Cüneyt Ülsever’in bugünkü yazısını herkese hararetle tavsiye etmek istiyoruz. Ülsever Taraf gazetesinin Ergenekon davalarındaki aksaklıklarla ilgili anlaşılmaz mantığını eleştiriyor.
Bu mantığa göre davalarda “ufak tefek” yanlışlıklar yapılıyor olması o kadar mühim değil. Önemli olan bu davaların Türkiye’yi istenilen yere götürmesi, yani darbeci, derin-devletçi kişilerin ve grupların tasfiye edilmesi ve etkisiz kılınması.
Ergenekon-Balyoz iddialarindaki aksaklıkların ufak-tefek olmadığını, bu davaların sahte olduğuna dair kuvvetli işaretler sergileyen belgelere ve kimliği belirsiz gizli tanık/ihbarcıların suçlamalarına dayandığını bir kenara bırakalım. Ülsever’in de yazdığı gibi
“İddianame delillere/belgelere/ifadelere vb. dayanmaz mı? İddianame bu delil, belge ve ifadelerlerle oluşmaz mı, iddiası bunlarla ispat edilmez mi?
İnsanların hayatı ile oynanırken “bir yanlış” bile önemli değil midir?”
En basitinden, bir sanığın ev ya da işyerindeki bir DVD’nin içinde bulunduğu iddia edilen ve davada ana delil teşkil eden belgelerin “çözüldükleri” tarihten daha evel bir tarihte emniyet ve savcıların elinde olduğuna dair somut bilgiler o davaya gölge düşürmez mi? (Detaylar için bkz: örnek 1 ve örnek 2.)
İnsanlara atılı bulunan suçlara sahte belgelerin ana delil oluşturması nasıl bir “detay” olarak görülebilir?
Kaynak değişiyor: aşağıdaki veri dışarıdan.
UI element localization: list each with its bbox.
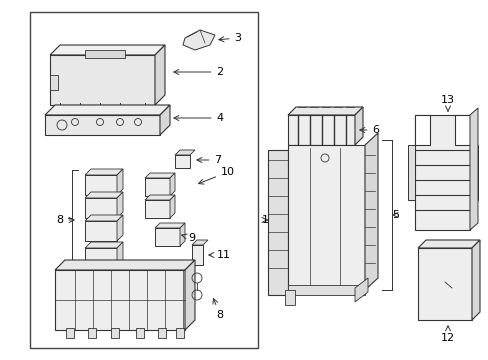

Bu mantık “mevzu bahis vatansa gerisi teferruattır” mantığı ile eş değil mi?
Üstelik, bu davalarda bu denli ciddi hatalar ve yanlışlar yapılıyorsa, eninde sonunda bunlar geri tepip, Taraf gazetesi ve diğer sözde liberallerin (bizim de desteklediğimiz) derin devlet uygulamalarını sona erdirme amacına zarar vermemesi mümkün mü? Suçsuzlarla beraber suçlular da o zaman aklanmayacak mı?
Ülsever’in yazısı bizim için başka bir açıdan da çok anlamlı. Cüneyt Ülsever, derin-devletten şahsen zarar görmüş, şu anda yargılanan kişiler tarafından çocukları üzerinden tehdit edilmiş, telefonları dinlenmiş, kayıtları yayınlanmış, evi kolaçan edilmiş, jandarma tarafından takip edilmiş bir gazeteci. Ergenekon sanıkları arasında “gerçek suçlular” olduğunu düşünüyor.
Ama ne diyor Ülsever: herkes adil yargılanmalıdır ve şu anda Silivri’de olan adil yargılanma degildir.
Hukuku kendi siyasi amaçları uğrunda bir araç olarak görmeyen düşünürlerin sayısı keşke daha fazla olsa.